Code available upon request.

Successfully Implemented the following commands from the Git Version Control System:

init: Creates a new Gitlet version-control system in the current directory.
add: Adds a copy of the file as it currently exists to the staging area.
commit: Saves a snapshot of tracked files in the current commit and staging area so they can be restored at a later time, creating a new commit.
restore: Restore is used to revert files back to their previous versions. Depending on the arguments, there’s 2 different usages of restore:
1. java gitlet.Main restore -- [file name]
2. java gitlet.Main restore [commit id] -- [file name]
log: Starting at the current head commit, display information about each commit backwards along the commit tree until the initial commit, following the first parent commit links, ignoring any second parents found in merge commits.

===
commit a0da1ea5a15ab613bf9961fd86f010cf74c7ee48
Date: Thu Nov 9 20:00:05 2017 -0800
A commit message.

===
commit 3e8bf1d794ca2e9ef8a4007275acf3751c7170ff
Date: Thu Nov 9 17:01:33 2017 -0800
Another commit message.

===
commit e881c9575d180a215d1a636545b8fd9abfb1d2bb
Date: Wed Dec 31 16:00:00 1969 -0800
initial commit

global-log: Like log, except displays information about all commits ever made.
rm: Unstage the file if it is currently staged for addition. If the file is tracked in the current commit, stage it for removal and remove the file from the working directory if the user has not already done so.
find: Prints out the ids of all commits that have the given commit message, one per line.
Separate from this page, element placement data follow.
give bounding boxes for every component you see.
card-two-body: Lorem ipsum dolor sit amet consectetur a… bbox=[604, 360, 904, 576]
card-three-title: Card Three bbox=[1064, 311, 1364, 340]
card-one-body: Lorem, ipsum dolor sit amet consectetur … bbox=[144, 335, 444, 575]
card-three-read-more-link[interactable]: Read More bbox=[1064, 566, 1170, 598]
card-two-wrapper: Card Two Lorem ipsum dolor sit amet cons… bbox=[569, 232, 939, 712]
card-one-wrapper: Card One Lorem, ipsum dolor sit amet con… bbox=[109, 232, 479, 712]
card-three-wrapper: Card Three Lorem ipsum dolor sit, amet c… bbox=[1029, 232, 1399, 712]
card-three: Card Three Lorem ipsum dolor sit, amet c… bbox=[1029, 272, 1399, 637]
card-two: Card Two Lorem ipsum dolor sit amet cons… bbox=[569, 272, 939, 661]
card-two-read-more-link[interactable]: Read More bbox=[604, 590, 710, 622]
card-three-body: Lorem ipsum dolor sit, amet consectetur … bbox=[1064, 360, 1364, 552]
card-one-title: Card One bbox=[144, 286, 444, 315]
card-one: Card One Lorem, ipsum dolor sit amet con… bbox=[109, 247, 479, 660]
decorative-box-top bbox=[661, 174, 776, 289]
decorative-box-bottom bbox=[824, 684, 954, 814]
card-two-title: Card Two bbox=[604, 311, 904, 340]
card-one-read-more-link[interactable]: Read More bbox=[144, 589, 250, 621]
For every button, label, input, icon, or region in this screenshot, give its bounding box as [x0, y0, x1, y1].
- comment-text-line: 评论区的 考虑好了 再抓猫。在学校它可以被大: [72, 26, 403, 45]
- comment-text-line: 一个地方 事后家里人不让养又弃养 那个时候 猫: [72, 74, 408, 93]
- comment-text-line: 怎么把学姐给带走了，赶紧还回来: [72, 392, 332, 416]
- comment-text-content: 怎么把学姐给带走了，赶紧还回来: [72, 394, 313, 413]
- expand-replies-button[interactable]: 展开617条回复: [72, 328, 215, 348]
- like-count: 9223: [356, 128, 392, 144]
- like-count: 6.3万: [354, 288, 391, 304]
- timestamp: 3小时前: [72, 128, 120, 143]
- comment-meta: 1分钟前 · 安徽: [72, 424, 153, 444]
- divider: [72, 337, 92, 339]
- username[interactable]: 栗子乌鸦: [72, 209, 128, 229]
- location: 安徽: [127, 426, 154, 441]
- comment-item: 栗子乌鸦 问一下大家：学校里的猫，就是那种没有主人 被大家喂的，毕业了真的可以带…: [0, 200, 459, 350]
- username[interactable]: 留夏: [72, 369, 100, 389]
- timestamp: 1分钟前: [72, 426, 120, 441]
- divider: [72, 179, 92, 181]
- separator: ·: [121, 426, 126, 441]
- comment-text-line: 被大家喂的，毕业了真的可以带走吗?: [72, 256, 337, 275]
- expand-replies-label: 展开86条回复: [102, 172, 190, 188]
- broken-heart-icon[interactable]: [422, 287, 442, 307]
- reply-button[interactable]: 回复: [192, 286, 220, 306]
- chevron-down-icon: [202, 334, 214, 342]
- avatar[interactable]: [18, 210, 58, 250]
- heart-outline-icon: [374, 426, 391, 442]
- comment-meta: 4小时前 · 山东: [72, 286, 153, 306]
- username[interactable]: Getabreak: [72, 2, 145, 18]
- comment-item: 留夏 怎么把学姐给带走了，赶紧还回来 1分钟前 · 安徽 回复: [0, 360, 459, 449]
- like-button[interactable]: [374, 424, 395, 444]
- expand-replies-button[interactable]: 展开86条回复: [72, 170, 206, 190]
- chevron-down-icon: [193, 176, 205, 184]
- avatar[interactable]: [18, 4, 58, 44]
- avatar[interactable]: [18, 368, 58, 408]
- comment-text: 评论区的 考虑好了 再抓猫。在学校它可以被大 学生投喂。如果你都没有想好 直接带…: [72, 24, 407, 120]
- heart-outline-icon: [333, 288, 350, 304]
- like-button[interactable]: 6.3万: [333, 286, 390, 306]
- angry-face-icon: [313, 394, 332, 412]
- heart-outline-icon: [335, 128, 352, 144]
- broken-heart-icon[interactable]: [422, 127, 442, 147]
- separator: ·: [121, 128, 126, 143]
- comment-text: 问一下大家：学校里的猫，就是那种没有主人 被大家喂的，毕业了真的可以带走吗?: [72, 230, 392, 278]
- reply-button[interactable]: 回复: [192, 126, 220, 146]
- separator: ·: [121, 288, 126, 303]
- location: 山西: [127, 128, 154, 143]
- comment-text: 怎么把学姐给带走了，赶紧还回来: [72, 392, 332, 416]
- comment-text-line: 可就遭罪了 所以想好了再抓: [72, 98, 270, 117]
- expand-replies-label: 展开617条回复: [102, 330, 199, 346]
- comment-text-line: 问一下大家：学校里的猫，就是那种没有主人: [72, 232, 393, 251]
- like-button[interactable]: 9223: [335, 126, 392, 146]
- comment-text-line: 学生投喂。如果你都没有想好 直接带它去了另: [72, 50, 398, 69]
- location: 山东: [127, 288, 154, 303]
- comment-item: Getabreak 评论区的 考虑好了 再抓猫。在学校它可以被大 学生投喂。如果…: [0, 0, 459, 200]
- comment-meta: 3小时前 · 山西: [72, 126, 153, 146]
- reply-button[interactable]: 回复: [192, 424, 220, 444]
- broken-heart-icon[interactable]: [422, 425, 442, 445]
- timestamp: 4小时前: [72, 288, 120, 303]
If there are multiple such commits, it prints the ids out on separate lines.
status: Displays what branches currently exist, and marks the current branch with a *. Also displays what files have been staged for addition or removal.
branch: Creates a new branch with the given name, and points it at the current head commit.
switch: Switches to the branch with the given name. Takes all files in the commit at the head of the given branch, and puts them in the working directory, overwriting the versions of the files that are already there if they exist. Also, at the end of this command, the given branch will now be considered the current branch (HEAD). Any files that are tracked in the current branch but are not present in the checked-out branch are deleted. The staging area is cleared, unless the checked-out branch is the current branch.
rm-branch: Deletes the branch with the given name. This only means to delete the pointer associated with the branch; it does not mean to delete all commits that were created under the branch, or anything like that.
reset: Restores all the files tracked by the given commit. Removes tracked files that are not present in that commit. Also moves the current branch’s head to that commit node.

What I Learned

This was my first large project when I came to Berkeley as an undergraduate.

Java for large scale projects
Designing and implimenting data structures to maximize efficiency.
Fundamentals of Git as a software from the ground up.